Setup Virtual CAN Interfaces

  1. Load the vcan kernel module:

    sudo modprobe vcan
    
  2. Create the virtual CAN interfaces:

    sudo ip link add dev vcan0 type vcan
    sudo ip link add dev vcan1 type vcan
    sudo ip link add dev vcan2 type vcan
    sudo ip link add dev vcan3 type vcan
    sudo ip link add dev vcan4 type vcan
    
  3. Bring the virtual CAN interfaces online:

    sudo ip link set up vcan0
    sudo ip link set up vcan1
    sudo ip link set up vcan2
    sudo ip link set up vcan3
    sudo ip link set up vcan4
    
  4. Verify the virtual CAN interfaces:

    ip addr | grep "vcan"
    

    You should see vcan0 and vcan1 listed as available interfaces.

  5. Remove the virtual CAN interfaces:

    sudo ip link set down vcan0
    sudo ip link delete vcan0
    

Running Tests

  1. Listen for CAN messages on vcan0:

    candump vcan0
    
  2. Send a CAN message on vcan0 (from another terminal):

    cansend vcan0 123#DEADBEEF
    

    You should see the message 123#DEADBEEF appear on vcan0.

Explanation

This setup uses virtual CAN interfaces (vcan0 and vcan1) to simulate a CAN bus environment.

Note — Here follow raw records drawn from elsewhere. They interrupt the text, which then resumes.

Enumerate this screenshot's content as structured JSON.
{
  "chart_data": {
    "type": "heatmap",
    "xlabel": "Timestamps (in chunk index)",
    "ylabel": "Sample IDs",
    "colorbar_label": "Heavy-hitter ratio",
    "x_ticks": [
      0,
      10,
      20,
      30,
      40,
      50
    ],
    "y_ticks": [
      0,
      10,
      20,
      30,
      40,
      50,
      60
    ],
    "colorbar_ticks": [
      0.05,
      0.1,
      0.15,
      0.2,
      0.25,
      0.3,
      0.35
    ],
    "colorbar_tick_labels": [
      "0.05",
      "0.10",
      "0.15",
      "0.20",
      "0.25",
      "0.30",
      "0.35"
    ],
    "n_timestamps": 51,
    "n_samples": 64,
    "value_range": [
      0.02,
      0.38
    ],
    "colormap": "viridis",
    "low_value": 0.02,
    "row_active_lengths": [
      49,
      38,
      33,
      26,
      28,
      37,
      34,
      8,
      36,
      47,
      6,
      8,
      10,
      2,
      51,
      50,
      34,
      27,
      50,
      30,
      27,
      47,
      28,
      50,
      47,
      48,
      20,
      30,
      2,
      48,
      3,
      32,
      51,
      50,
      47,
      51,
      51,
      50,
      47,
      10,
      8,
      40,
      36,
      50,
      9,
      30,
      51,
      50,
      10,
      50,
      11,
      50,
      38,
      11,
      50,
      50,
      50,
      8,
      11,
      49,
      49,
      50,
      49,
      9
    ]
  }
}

This is useful for testing CAN applications without the need for physical CAN hardware.

After virtual can is ready uncomment this line #add_subdirectory(manual_tests/socket_can_com_tests) from vapi-cpp-vehicle-api-platform/tests/CMakeLists.txt and then reconfigure and build the project to run the tests.